Os ativistas dizem que os ministros deveriam continuar a proibir os contratos de zero horas, apesar das alegações dos líderes empresariais de que isso dissuadiria mais jovens de contratar e manteria mais jovens fora do mercado de trabalho.
O Grupo de Acção contra a Pobreza Infantil (CPAG) e a organização guarda-chuva do sindicato, o TUC, estavam entre os oito signatários de uma carta ao departamento de negócios e comércio apelando ao governo para “ignorar o ruído” das empresas que pedem a continuação dos contratos de zero horas.
No ano passado, a Lei dos Direitos Laborais recebeu aprovação real, mas a maioria das disposições detalhadas foram deixadas em branco, permitindo aos ministros apresentá-las por etapas.
O secretário de negócios, Peter Kyle, supervisionou o atraso no lançamento de uma consulta planejada sobre contratos de zero horas, que deveria começar em janeiro. Entende-se que o ministério solicitará inscrições antes do final do verão, antes de introduzir as novas regras no próximo ano.

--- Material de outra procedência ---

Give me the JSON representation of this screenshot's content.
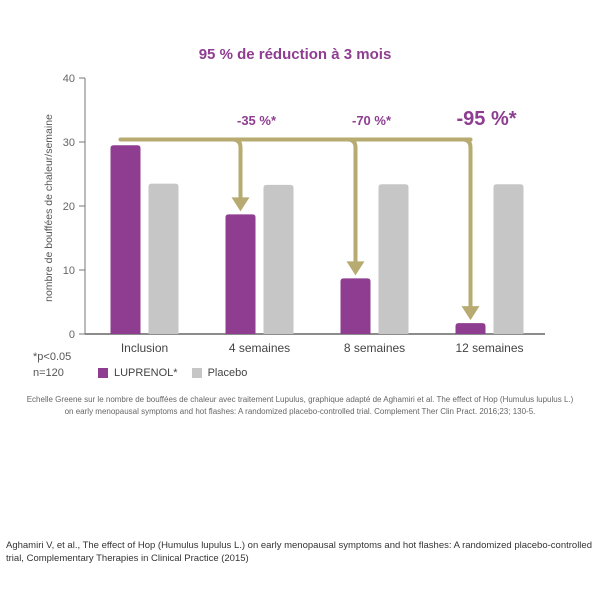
{
  "chart_data": {
    "type": "bar",
    "title": "95 % de réduction à 3 mois",
    "ylabel": "nombre de bouffées de chaleur/semaine",
    "xlabel": "",
    "ylim": [
      0,
      40
    ],
    "yticks": [
      0,
      10,
      20,
      30,
      40
    ],
    "categories": [
      "Inclusion",
      "4 semaines",
      "8 semaines",
      "12 semaines"
    ],
    "series": [
      {
        "name": "LUPRENOL*",
        "color": "#8e3d91",
        "values": [
          29.5,
          18.7,
          8.7,
          1.7
        ]
      },
      {
        "name": "Placebo",
        "color": "#c7c6c6",
        "values": [
          23.5,
          23.3,
          23.4,
          23.4
        ]
      }
    ],
    "annotations": [
      {
        "label": "-35 %*",
        "category_index": 1
      },
      {
        "label": "-70 %*",
        "category_index": 2
      },
      {
        "label": "-95 %*",
        "category_index": 3
      }
    ],
    "arrow_color": "#b7ab72",
    "grid": false
  },
  "notes": {
    "pvalue": "*p<0.05",
    "n": "n=120"
  },
  "legend": {
    "items": [
      {
        "label": "LUPRENOL*",
        "color": "#8e3d91"
      },
      {
        "label": "Placebo",
        "color": "#c7c6c6"
      }
    ]
  },
  "source": {
    "line1": "Echelle Greene sur le nombre de bouffées de chaleur avec traitement Lupulus, graphique adapté de Aghamiri et al. The effect of Hop (Humulus lupulus L.)",
    "line2": "on early menopausal symptoms and hot flashes: A randomized placebo-controlled trial. Complement Ther Clin Pract. 2016;23; 130-5."
  },
  "reference": {
    "text": "Aghamiri V, et al., The effect of Hop (Humulus lupulus L.) on early menopausal symptoms and hot flashes: A randomized placebo-controlled trial, Complementary Therapies in Clinical Practice (2015)"
  }
}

Os líderes empresariais temem que, se as novas regras forem adoptadas, os atrasos no processo de consulta não lhes dêem tempo para ajustar as práticas no local de trabalho.
Na ausência de um processo de consulta formal, o British Retail Consortium e o grupo de lobby de restaurantes e hotéis UKHospitality escreveram a Kyle dizendo que a flexibilidade reduzida nos contratos de trabalho levaria a menos empregos.
Um novo relatório do Institute of Directors mostrou que 86% dos líderes empresariais acreditam que a Lei dos Direitos Laborais terá um impacto negativo no crescimento económico do Reino Unido; Essa taxa foi de 72% em relação ao ano anterior.
Na terça-feira, Lord Wolfson, presidente do retalhista Next, disse que embora a maioria dos setores fosse a favor da abolição dos contratos de zero horas, as novas regras seriam dispendiosas para os retalhistas “porque corre-se o risco de ter de contratar essas horas indefinidamente”.
Mais de um milhão de pessoas no Reino Unido trabalham com contratos de zero horas, desde hotelaria e armazéns até ao NHS. O TUC afirma que centenas de milhares de pessoas trabalharam para o mesmo empregador durante anos.
Espera-se que o relatório do ex-ministro da Saúde, Alan Milburn, na quinta-feira, coloque ainda mais pressão sobre Kyle para mostrar que as novas leis laborais apoiarão a criação de emprego, acusando o governo de não conseguir satisfazer as necessidades de educação e formação dos jovens desempregados.
O secretário-geral do TUC, Paul Nowak, disse que muitos trabalhadores não sabiam quanto ganhariam por semana e “a falta de segurança durante o horário de trabalho torna difícil aos trabalhadores planearem as suas vidas, planearem os seus orçamentos e cuidarem dos seus filhos”. Quando os empregadores podem reduzir o horário de trabalho a zero, muitas pessoas não conseguem obter hipotecas e outros tipos de empréstimos baratos.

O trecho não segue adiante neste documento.